I’m not a fish eater. I like Salmon every once in a while and filet of sole (or flounder) in Franchaise sauce, but that’s pretty much it. And the second I eat something “fishy”, I’m off fish for a month or so before having the stomach to try, try again. I’ll happily eat sushi and I’d love to indulge in grilled rare tuna steaks more often…provided someone else wants to foot the bill.
One affordable fish I do love, however, is escolar, also know as Butter Fish. Boy oh boy, is it delicious, BUT there is a reason sushi restaurants serve it in limited quantities when they serve it at all. I’ll get into that later. Escolar is rich, super delicate in flavor, fresh, and almost sweet. It’s much less expensive than Tuna, but, like it’s red relation, it’s excellent for those who swear they “…don’t like fish.”
Inspired by Ming Tsai, I wanted to make a version of crispy fish without having the added calories and heaviness that comes with frying. Using his cooking method combined with my own flavors ended in crispy, summery, deliciously bright fish that was perfectly complimented by smokey grilled baby bok choy and a spicy lime cream sauce.
Two 4oz. center filet cuts of escolar, no blood line and as uniform in shape and thickness as possible.
1/2 cup flour
2 eggs, beaten
2/3 cup panko
1/3 cup coconut flakes
3 TBSP olive oil
Cream Sauce, served under fish and on the side:
1/4 cup Greek yogurt
3 TBSP sour cream
The juice and zest of 1 lime
1-2 tsp red pepper flakes or wasabi paste/powder
1/2 avocado, optional
1 tsp salt
Grilled Baby Bok Choy:
6 heads baby bok choy, split in half the long way
2 TBSP olive oil
2 tsp sesame oil
1/2 TBSP ginger, ground into paste
1/2 tsp chili oil, optional
1 TBSP ponzu
For the sauce, combine everything in a bowl to a smooth consistency and keep in the fridge until ready to serve.

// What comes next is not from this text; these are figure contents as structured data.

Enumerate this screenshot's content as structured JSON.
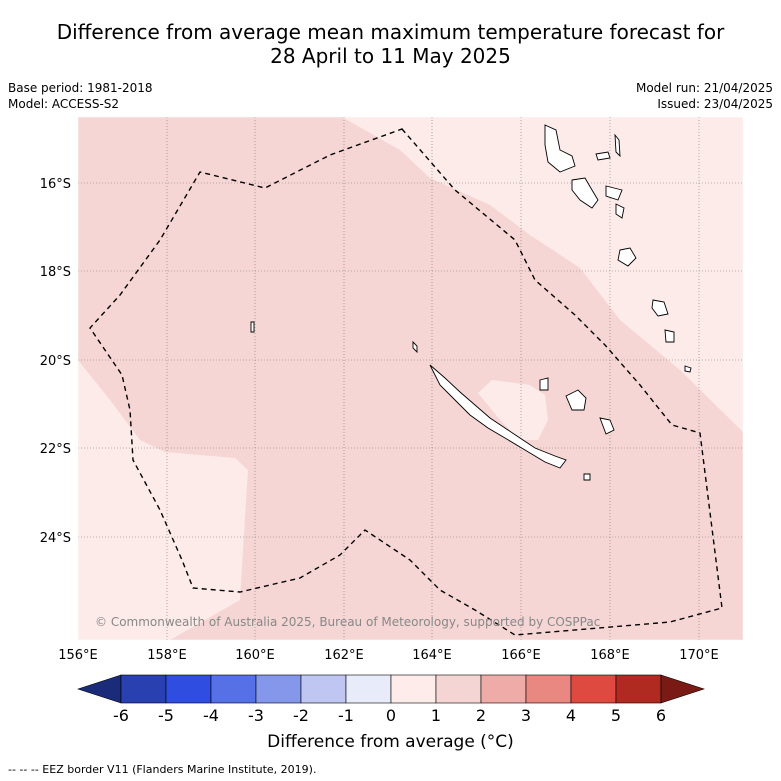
{
  "title_line1": "Difference from average mean maximum temperature forecast for",
  "title_line2": "28 April to 11 May 2025",
  "meta_left": [
    "Base period: 1981-2018",
    "Model: ACCESS-S2"
  ],
  "meta_right": [
    "Model run: 21/04/2025",
    "Issued: 23/04/2025"
  ],
  "lon_labels": [
    "156°E",
    "158°E",
    "160°E",
    "162°E",
    "164°E",
    "166°E",
    "168°E",
    "170°E"
  ],
  "lat_labels": [
    "16°S",
    "18°S",
    "20°S",
    "22°S",
    "24°S"
  ],
  "copyright": "© Commonwealth of Australia 2025, Bureau of Meteorology, supported by COSPPac",
  "colorbar": {
    "ticks": [
      "-6",
      "-5",
      "-4",
      "-3",
      "-2",
      "-1",
      "0",
      "1",
      "2",
      "3",
      "4",
      "5",
      "6"
    ],
    "colors": [
      "#1a2b7a",
      "#2840b0",
      "#2f4de0",
      "#5670e6",
      "#8497ea",
      "#bfc6f2",
      "#e8ecfa",
      "#fdecea",
      "#f5d5d3",
      "#efaba7",
      "#e88880",
      "#df4a40",
      "#b02a22",
      "#7a1a14"
    ],
    "label": "Difference from average (°C)"
  },
  "map_colors": {
    "light": "#fcebe9",
    "medium": "#f5d6d4"
  },
  "footer": "--  --  -- EEZ border V11 (Flanders Marine Institute, 2019)."
}
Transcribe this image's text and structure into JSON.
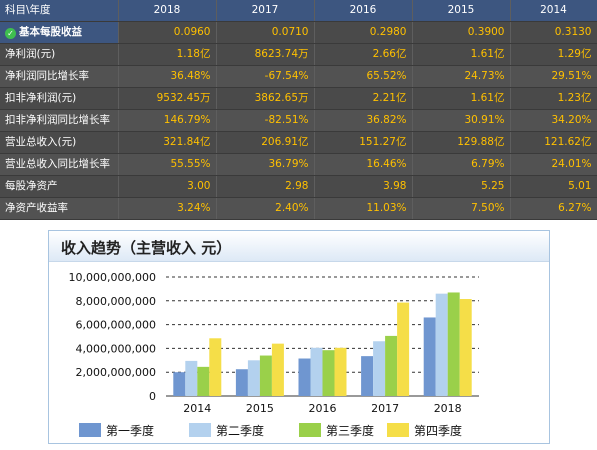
{
  "table": {
    "header": [
      "科目\\年度",
      "2018",
      "2017",
      "2016",
      "2015",
      "2014"
    ],
    "rows": [
      {
        "label": "基本每股收益",
        "highlight": true,
        "values": [
          "0.0960",
          "0.0710",
          "0.2980",
          "0.3900",
          "0.3130"
        ]
      },
      {
        "label": "净利润(元)",
        "values": [
          "1.18亿",
          "8623.74万",
          "2.66亿",
          "1.61亿",
          "1.29亿"
        ]
      },
      {
        "label": "净利润同比增长率",
        "values": [
          "36.48%",
          "-67.54%",
          "65.52%",
          "24.73%",
          "29.51%"
        ]
      },
      {
        "label": "扣非净利润(元)",
        "values": [
          "9532.45万",
          "3862.65万",
          "2.21亿",
          "1.61亿",
          "1.23亿"
        ]
      },
      {
        "label": "扣非净利润同比增长率",
        "values": [
          "146.79%",
          "-82.51%",
          "36.82%",
          "30.91%",
          "34.20%"
        ]
      },
      {
        "label": "营业总收入(元)",
        "values": [
          "321.84亿",
          "206.91亿",
          "151.27亿",
          "129.88亿",
          "121.62亿"
        ]
      },
      {
        "label": "营业总收入同比增长率",
        "values": [
          "55.55%",
          "36.79%",
          "16.46%",
          "6.79%",
          "24.01%"
        ]
      },
      {
        "label": "每股净资产",
        "values": [
          "3.00",
          "2.98",
          "3.98",
          "5.25",
          "5.01"
        ]
      },
      {
        "label": "净资产收益率",
        "values": [
          "3.24%",
          "2.40%",
          "11.03%",
          "7.50%",
          "6.27%"
        ]
      }
    ]
  },
  "chart_data": {
    "type": "bar",
    "title": "收入趋势（主营收入 元）",
    "categories": [
      "2014",
      "2015",
      "2016",
      "2017",
      "2018"
    ],
    "series": [
      {
        "name": "第一季度",
        "color": "#6f96d0",
        "values": [
          2000000000,
          2250000000,
          3150000000,
          3350000000,
          6600000000
        ]
      },
      {
        "name": "第二季度",
        "color": "#b3d1ee",
        "values": [
          2950000000,
          3000000000,
          4050000000,
          4600000000,
          8600000000
        ]
      },
      {
        "name": "第三季度",
        "color": "#9ad04a",
        "values": [
          2450000000,
          3400000000,
          3850000000,
          5050000000,
          8700000000
        ]
      },
      {
        "name": "第四季度",
        "color": "#f5de48",
        "values": [
          4850000000,
          4400000000,
          4050000000,
          7850000000,
          8150000000
        ]
      }
    ],
    "yticks": [
      "10,000,000,000",
      "8,000,000,000",
      "6,000,000,000",
      "4,000,000,000",
      "2,000,000,000",
      "0"
    ],
    "ylim": [
      0,
      10000000000
    ],
    "grid": true,
    "legend": "bottom"
  }
}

For the fish, rinse and pat dry your filets. Set up the flour and beaten eggs in two separate shallow bowls. In a third bowl or dish combine the panko and coconut flakes. Lightly coat all sides of the escolar in the flour, gently shaking of the excess. Dip into the beaten eggs and then into the coconut/panko mixture, making sure each side is coated. Place to the side.
Preheat your oven to 400 degrees. In a medium oven safe pan (I used cast iron) heat the olive oil over medium high heat. Once the oil is nice and hot turn the heat down to medium and put the fish top side (serving side/pretty side) down in the pan and cook until golden brown, about 2-3 minutes. Once nice and tan, flip the fish and place the entire pan into the oven to cook the fish through, about 7-8 minutes.

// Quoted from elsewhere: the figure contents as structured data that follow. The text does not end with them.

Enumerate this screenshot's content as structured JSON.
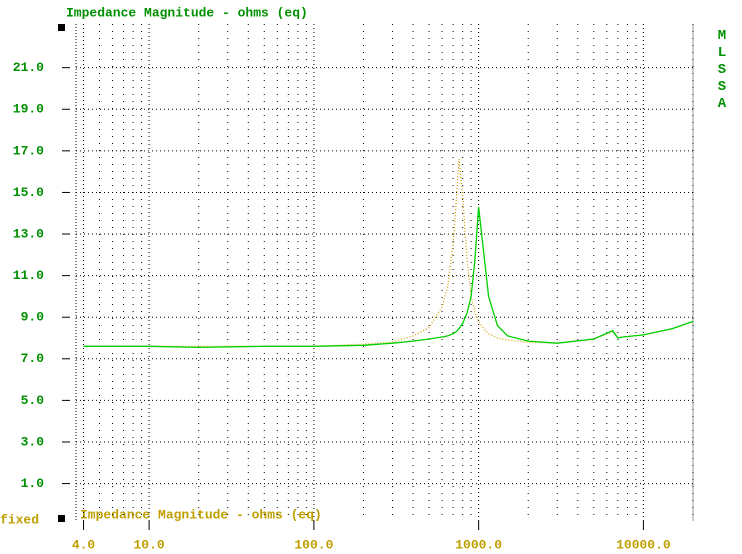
{
  "chart_data": {
    "type": "line",
    "title": "Impedance Magnitude - ohms (eq)",
    "footer": "Impedance Magnitude - ohms (eq)",
    "corner_label": "fixed",
    "side_label": "MLSSA",
    "log_x": true,
    "grid": true,
    "x": [
      4,
      10,
      20,
      50,
      100,
      200,
      300,
      400,
      500,
      600,
      650,
      700,
      730,
      760,
      800,
      850,
      900,
      950,
      1000,
      1060,
      1150,
      1300,
      1500,
      2000,
      3000,
      5000,
      6500,
      7000,
      7500,
      10000,
      15000,
      20000
    ],
    "series": [
      {
        "color": "#00d000",
        "dash": false,
        "values": [
          7.6,
          7.6,
          7.55,
          7.6,
          7.6,
          7.65,
          7.75,
          7.85,
          7.95,
          8.05,
          8.1,
          8.2,
          8.3,
          8.45,
          8.7,
          9.2,
          10.0,
          11.8,
          14.3,
          12.5,
          10.0,
          8.6,
          8.1,
          7.85,
          7.75,
          7.95,
          8.35,
          8.0,
          8.05,
          8.15,
          8.45,
          8.8
        ]
      },
      {
        "color": "#d0a000",
        "dash": true,
        "values": [
          7.6,
          7.6,
          7.6,
          7.6,
          7.6,
          7.7,
          7.8,
          8.1,
          8.5,
          9.5,
          10.5,
          12.5,
          14.5,
          16.6,
          14.8,
          11.8,
          10.0,
          9.2,
          8.8,
          8.5,
          8.2,
          8.0,
          7.9,
          7.8,
          7.75,
          7.95,
          8.3,
          8.0,
          8.05,
          8.15,
          8.45,
          8.8
        ]
      }
    ],
    "xlim": [
      3.6,
      20000
    ],
    "ylim": [
      -0.8,
      23.1
    ],
    "xticks": [
      {
        "value": 4,
        "label": "4.0"
      },
      {
        "value": 10,
        "label": "10.0"
      },
      {
        "value": 100,
        "label": "100.0"
      },
      {
        "value": 1000,
        "label": "1000.0"
      },
      {
        "value": 10000,
        "label": "10000.0"
      }
    ],
    "x_minor_ticks": [
      5,
      6,
      7,
      8,
      9,
      20,
      30,
      40,
      50,
      60,
      70,
      80,
      90,
      200,
      300,
      400,
      500,
      600,
      700,
      800,
      900,
      2000,
      3000,
      4000,
      5000,
      6000,
      7000,
      8000,
      9000,
      20000
    ],
    "yticks": [
      {
        "value": 1,
        "label": "1.0"
      },
      {
        "value": 3,
        "label": "3.0"
      },
      {
        "value": 5,
        "label": "5.0"
      },
      {
        "value": 7,
        "label": "7.0"
      },
      {
        "value": 9,
        "label": "9.0"
      },
      {
        "value": 11,
        "label": "11.0"
      },
      {
        "value": 13,
        "label": "13.0"
      },
      {
        "value": 15,
        "label": "15.0"
      },
      {
        "value": 17,
        "label": "17.0"
      },
      {
        "value": 19,
        "label": "19.0"
      },
      {
        "value": 21,
        "label": "21.0"
      }
    ]
  }
}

To complete this dish with grilled bok choy, pre heat your grill on high. Take the liquid ingredients and ginger, and whisk together in a bowl. Paint the mixture liberally over the cut sides of the baby bok choy. Place on the grill cut side down, and grill for 2 minutes. Flip bok choy and continue cooking one minute on other side.
To plate this dish, I did a zig zag drizzle of the creamy sauce on one side of the plate, piled the bok choy high on the other side, and placed the Escolar right onto the sauce. It was light, bright, crunchy, summery, smokey, and well balanced. I can’t wait to make this again in the near future.

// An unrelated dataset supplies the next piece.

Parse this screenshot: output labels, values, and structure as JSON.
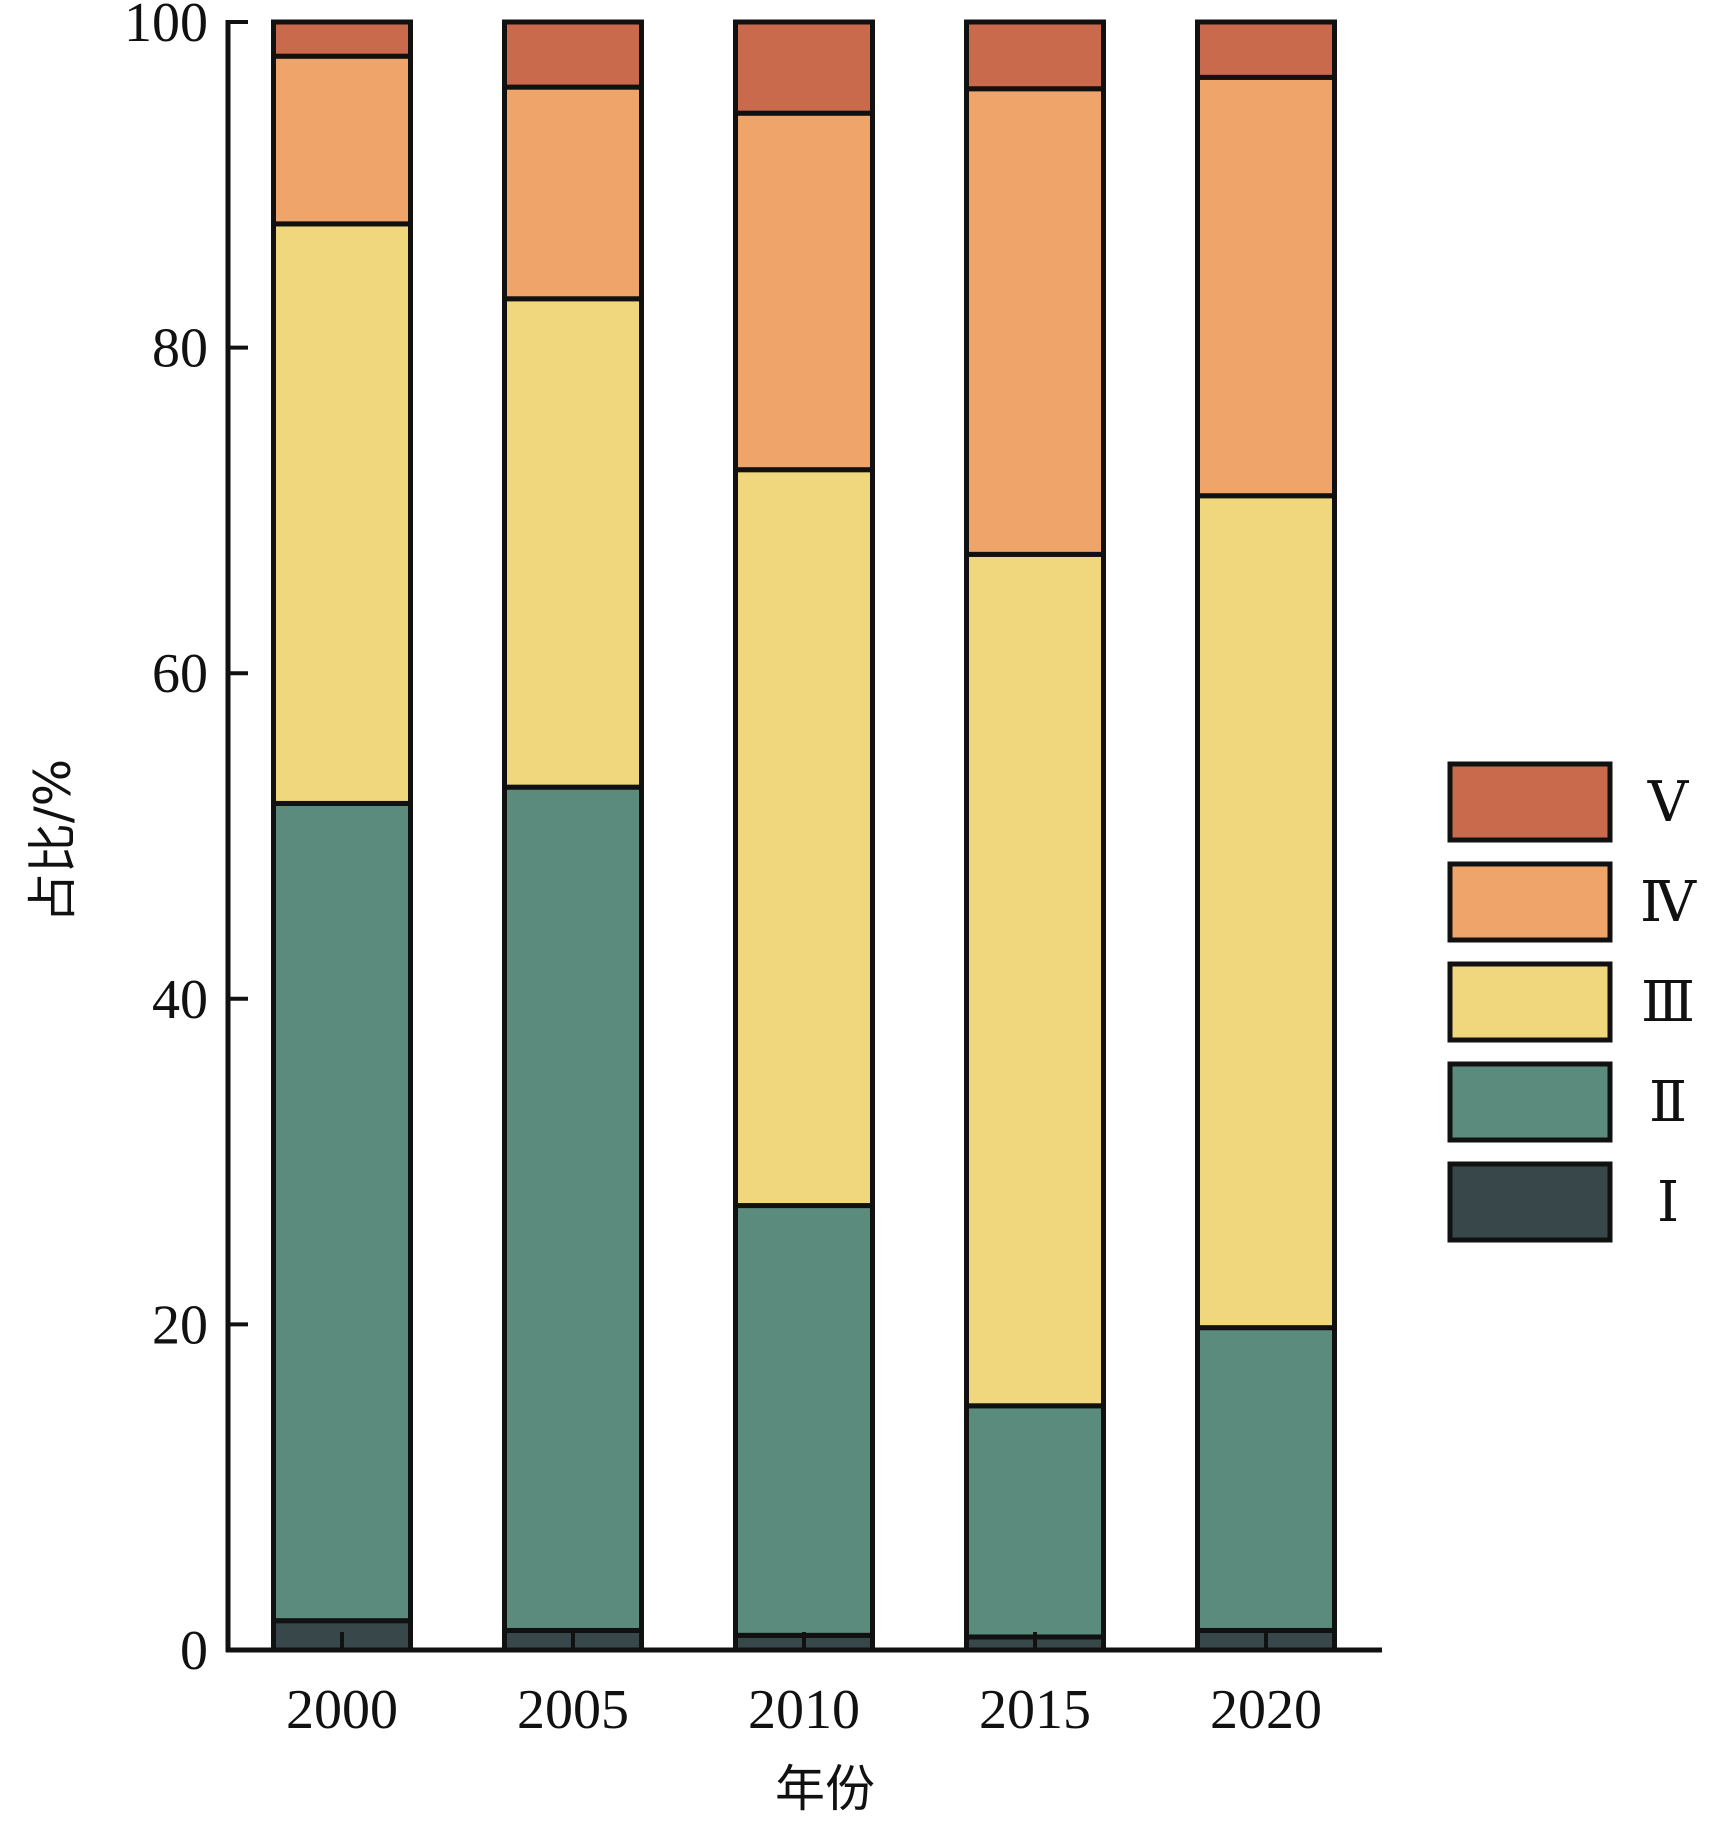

Now, 4oz doesn’t seem like a large serving, but if you’re still hungry have some sticky rice or a salad, NOT more fish! It’s nicknamed Butter Fish for good reasons: It’s rich, indulgent, and so fatty that too much of it will make your body be unable to digest it, expelling it opposite your mouth rather quickly. Yes, over 5 oz of the stuff can turn it into the Olestra of the fish world, so definitely partake, but do so within reason. Besides, 4 oz is a healthy serving of any protein; we’re just used to HUGE sizes that are unnecessary.